M. Charbonneau termine en soulignant qu’« ils (SRC) ne peuvent informer correctement le public puisqu’ils sont incapables d’informer le public correctement sur eux-mêmes alors comment peuvent-ils informer le public correctement sur autrui ».
Analyse
Les médias et les professionnels de l’information doivent être libres de relater les événements et de les commenter sans entraves ni menaces ou représailles. L’attention qu’ils décident de porter à un sujet particulier, le choix de ce sujet et sa pertinence relèvent de leur jugement rédactionnel. Nul ne peut dicter à la presse le contenu de l’information sans s’exposer à faire de la censure ou à orienter l’information.
Le reportage mis en cause relate une décision de la Cour du Québec opposant la Commission des valeurs mobilières du Québec (CVMQ) à M. André Charbonneau. Ce dernier reproche au journaliste Michel Morin deux griefs.
Au premier point contesté, le plaignant reproche au journaliste d’avoir «délibérément » camouflé au public l’information selon laquelle MM. Cossette et Larose font l’objet de poursuites par la CMVQ. Le journaliste aurait par surcroît laissé M. Larose le traiter de «super menteur ».
Le jugement du juge Carol Richer qui fait l’objet du reportage ne traite que de la poursuite de la CVMQ contre M. Charbonneau et aucunement des présumés poursuites contre MM. Cossette et Larose. En étudiant attentivement le jugement, le Conseil constate que la Cour accueille sans réserves les témoignages de MM. Cossette et Larose. Dans ces circonstances, le Conseil ne s’interposant pas dans les décisions de Cour, considère que le journaliste n’était pas dans l’obligation de relater les antécédents judiciaires de ces deux hommes.
En ce qui concerne les attaques envers le plaignant lorsqu’il se fait traiter de «super menteur », elles ne peuvent être retenus contre le journaliste car ce n’est pas ce dernier qui les mentionnent mais M. Larose interrogé dans le cadre du reportage en cause.
Le mis-en-cause reconnaît que deux «imprécisions » se sont produites lors de la présentation du reportage, il y a eu juxtaposition d’une photo de M. Charbonneau et le présentateur l’a identifié comme président de L’Alternative.
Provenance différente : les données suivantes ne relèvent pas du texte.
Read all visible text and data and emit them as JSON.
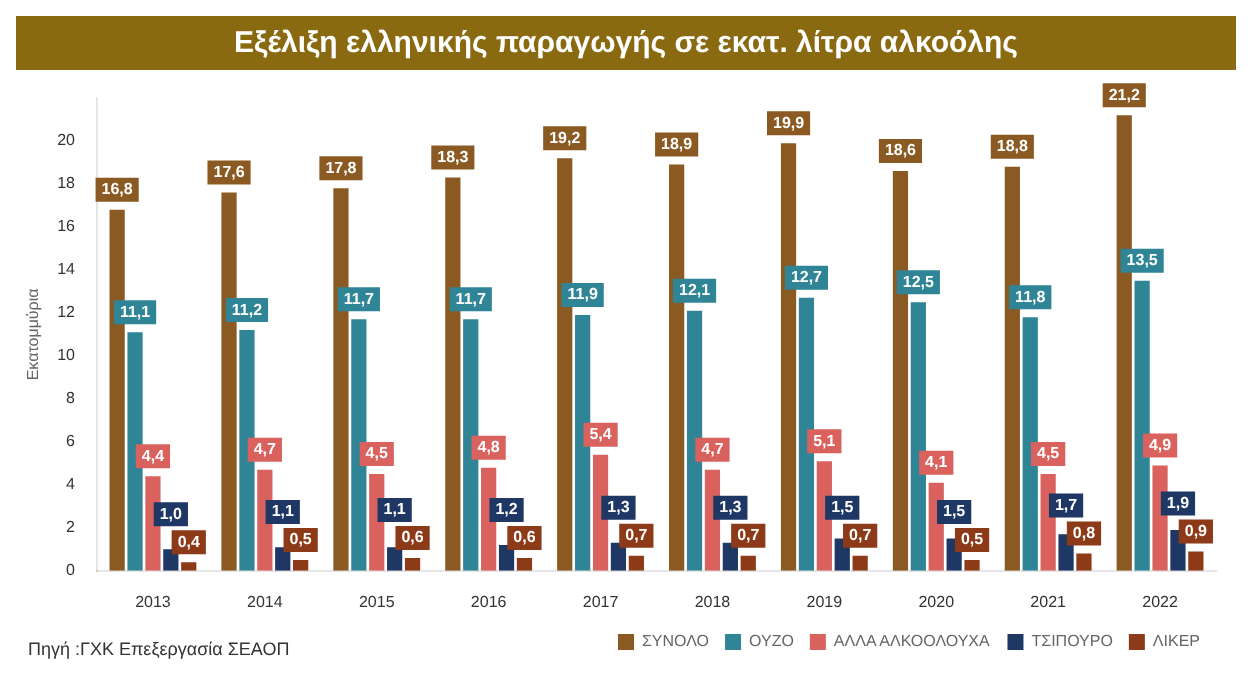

Par contre précise-t-il, dans le reportage de Michel Morin, il n’y a aucune mention du fait reproché.
Le Conseil prend en compte la reconnaissance des erreurs du Service des nouvelles et les retient comme étant des «imprécisions ». Le Conseil tient à faire remarquer que bien que M. Charbonneau n’ait jamais été identifié comme président de L’Alternative, par M. Morin, le jugement de la Cour atteste qu’il était le promoteur de cette compagnie d’assurances et qu’il en contrôlait directement la très grande majorité des actions.
Décision
Pour les motifs énumérés ci-haut, le Conseil de presse rejette la plainte à l’encontre du journaliste Michel Morin et de la Société Radio-Canada.